Aaron Dahlen, LCDR USCG (Ret.), serves as an application engineer at DigiKey. He has a unique electronics and automation foundation built over a 27-year military career as a technician and engineer which was further enhanced by 12 years of teaching (interwoven). With an MSEE degree from Minnesota State University, Mankato, Dahlen has taught in an ABET accredited EE program, served as the program coordinator for an EET program, and taught component-level repair to military electronics technicians. Dahlen has returned to his Northern Minnesota home and thoroughly enjoys researching and writing articles such as this. LinkedIn | Aaron Dahlen - Application Engineer - DigiKey

Questions:

  1. T/F: A DIN rail mounted component clips into the top of the rail and snaps into the lower.

  2. T/F: The physical orientation of a DIN rail component may be strictly determined by the components text.

  3. T/F: The DIN rail standard included torque specification for the PLC’s wire terminals.

  4. T/F: The screw clamp for the DIN rail end-stop as shown in Figure 4 would face down.

  5. Sketch cross sections of Top Hat, C, and G DIN rail.

  6. Define the term “standard” as applied to DIN rail.

  7. Define the term “interoperability” as applied to DIN rail.

  8. Suppose a DIN rail mounted component is hooked but not clipped into the rail. How would you locate this improper installation? For full credit, describe the motion you would use to detect the anomaly.

  9. What is the significance of a green or green/yellow stripe colored terminal block? Research the significance and precautions taken with these unique devices.

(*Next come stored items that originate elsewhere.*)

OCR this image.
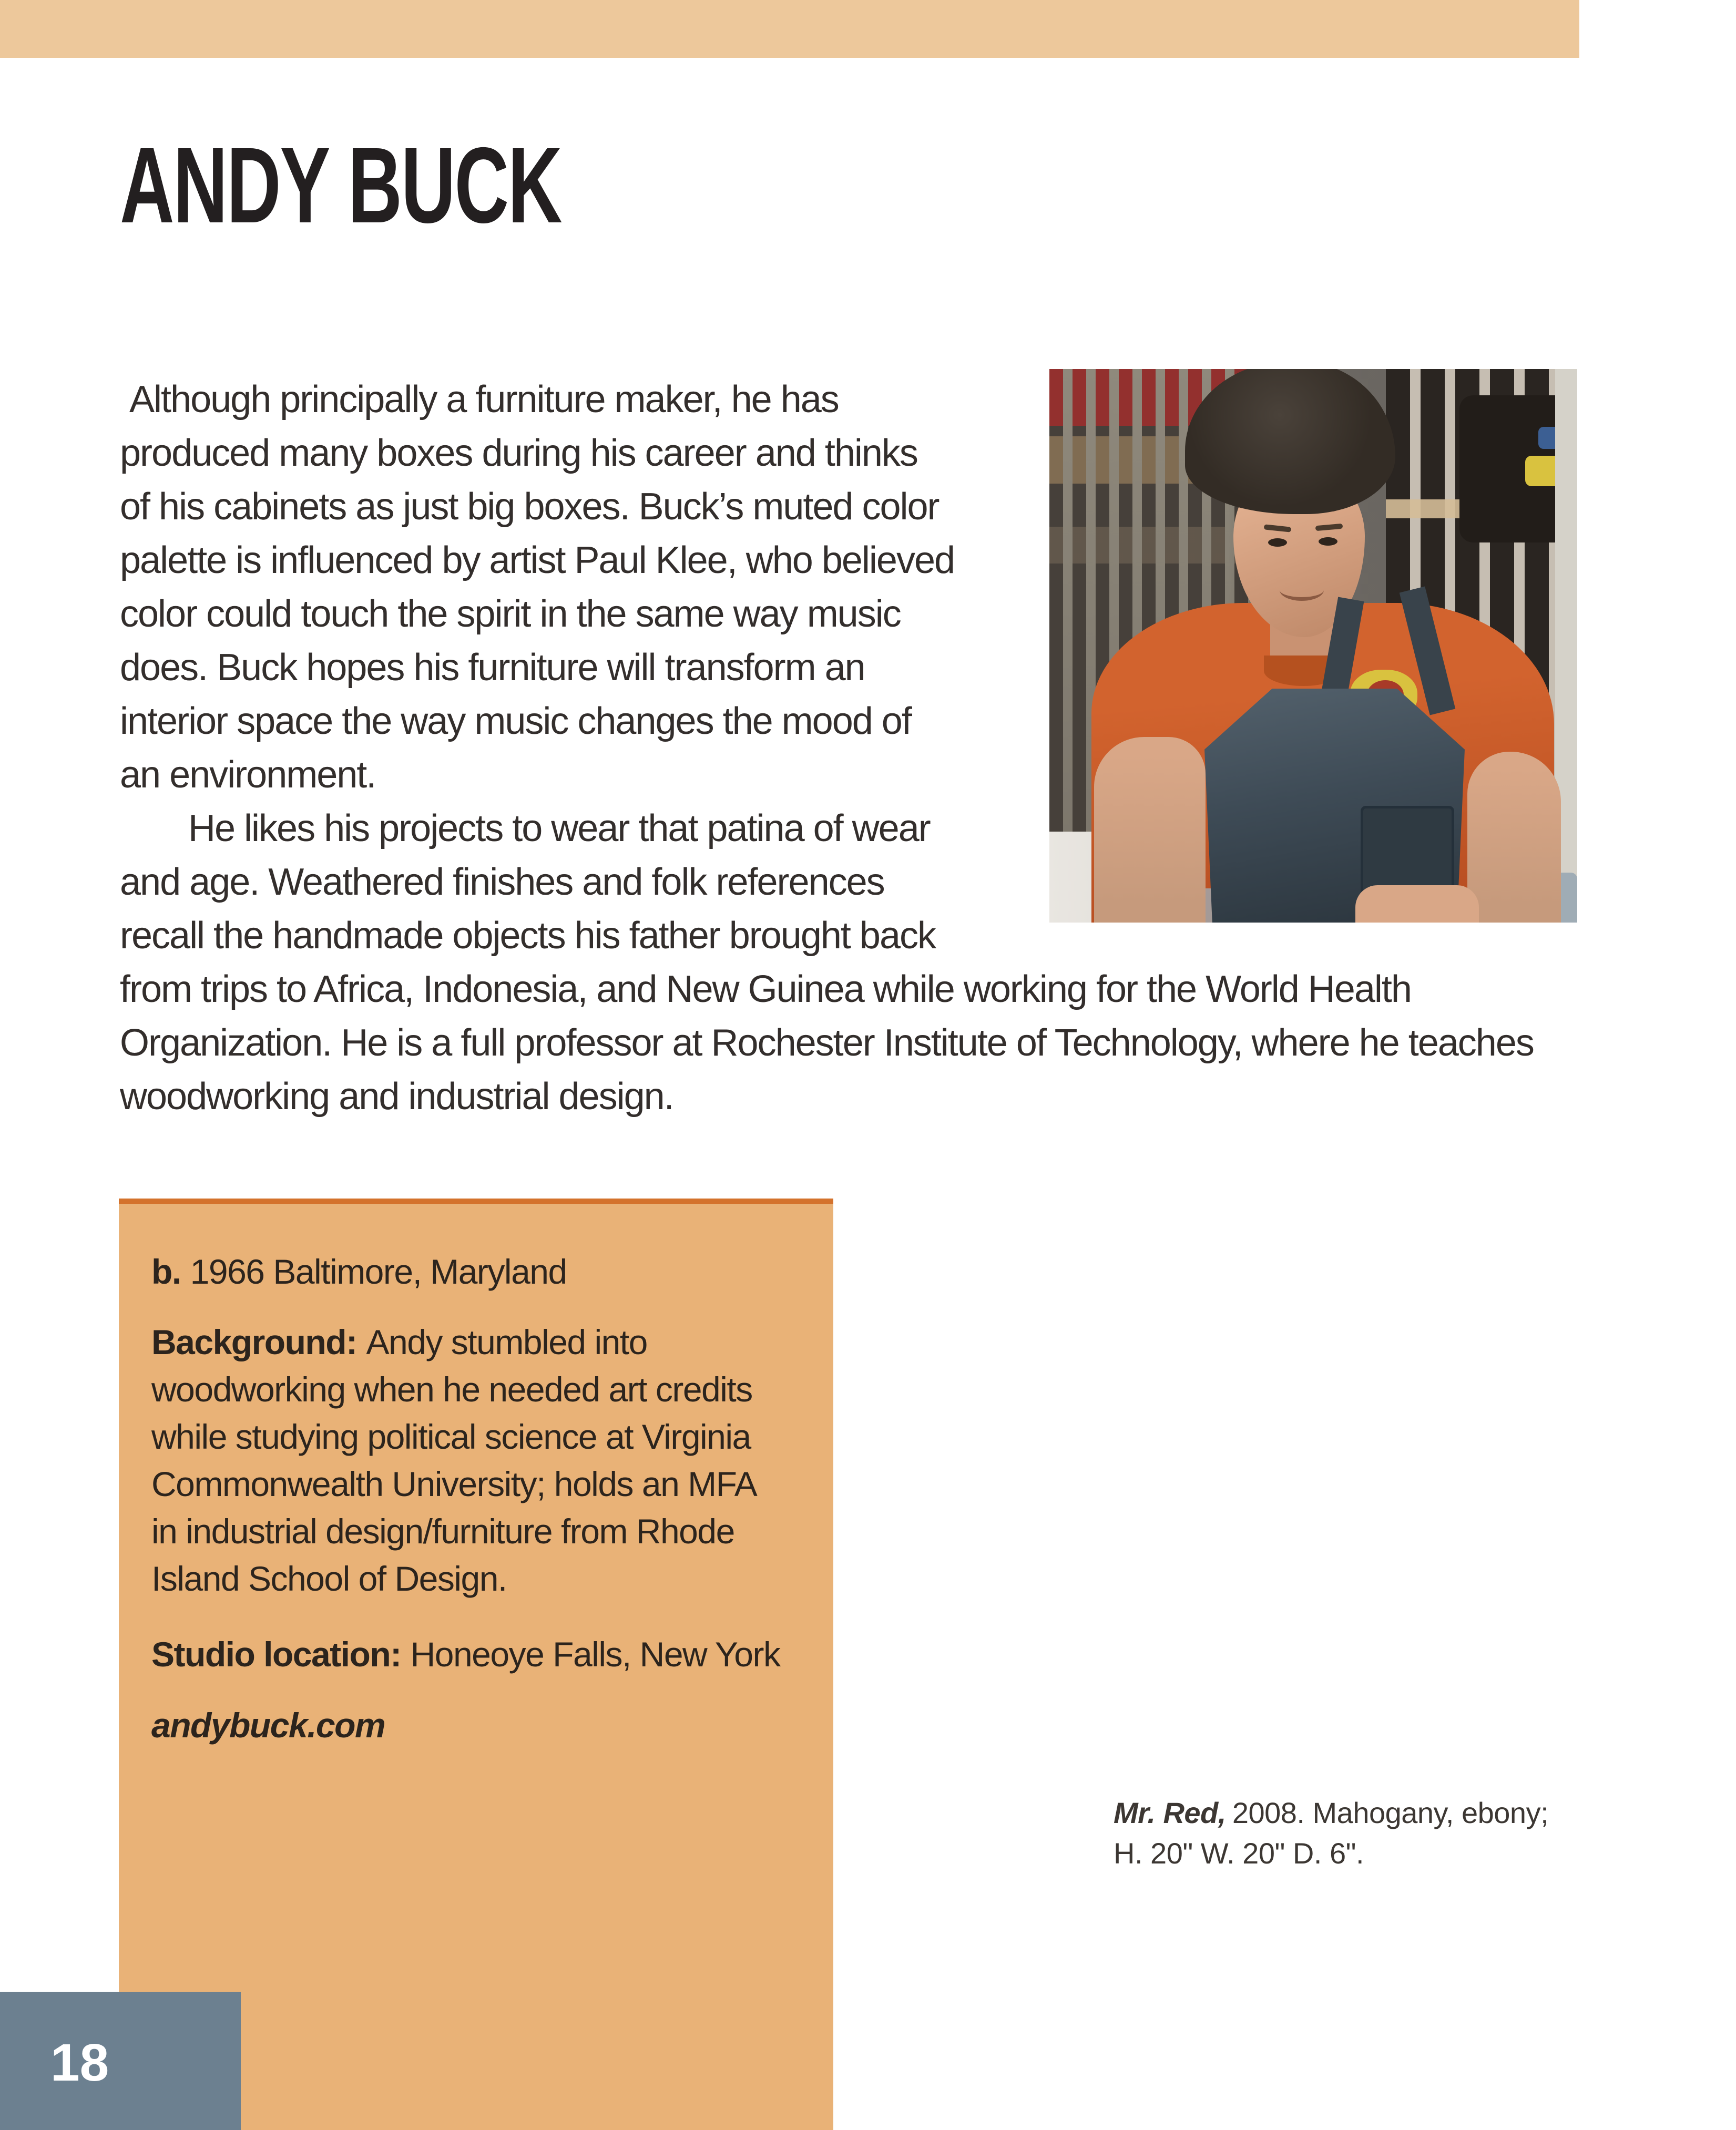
ANDY BUCK
Although principally a furniture maker, he has
produced many boxes during his career and thinks
of his cabinets as just big boxes. Buck’s muted color
palette is influenced by artist Paul Klee, who believed
color could touch the spirit in the same way music
does. Buck hopes his furniture will transform an
interior space the way music changes the mood of
an environment.
He likes his projects to wear that patina of wear
and age. Weathered finishes and folk references
recall the handmade objects his father brought back
from trips to Africa, Indonesia, and New Guinea while working for the World Health
Organization. He is a full professor at Rochester Institute of Technology, where he teaches
woodworking and industrial design.
b. 1966 Baltimore, Maryland
Background: Andy stumbled into
woodworking when he needed art credits
while studying political science at Virginia
Commonwealth University; holds an MFA
in industrial design/furniture from Rhode
Island School of Design.
Studio location: Honeoye Falls, New York
andybuck.com
Mr. Red, 2008. Mahogany, ebony;
H. 20" W. 20" D. 6".
18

Figure 4: Picture of a DIN rail end stop.

Critical thinking questions:

  1. Identify and describe at least three additional standards that may be encountered in an industrial control panel. For full credit, include at least one safety standard.

  2. Speculate as to why Top Hat has gained popularity.

  3. What precautions should be taken to ground DIN rail and DIN rail mounted components?

  4. Research and then describe the physical limitation of a single DIN rail when used for Variable Frequency Drives (VFD). Specifically, what is the DIN rail limitation in terms of drive horsepower?

  5. DIN rail is occasionally mounted vertically in a control panel. Look online for examples to determine what panel builders describe as “up”.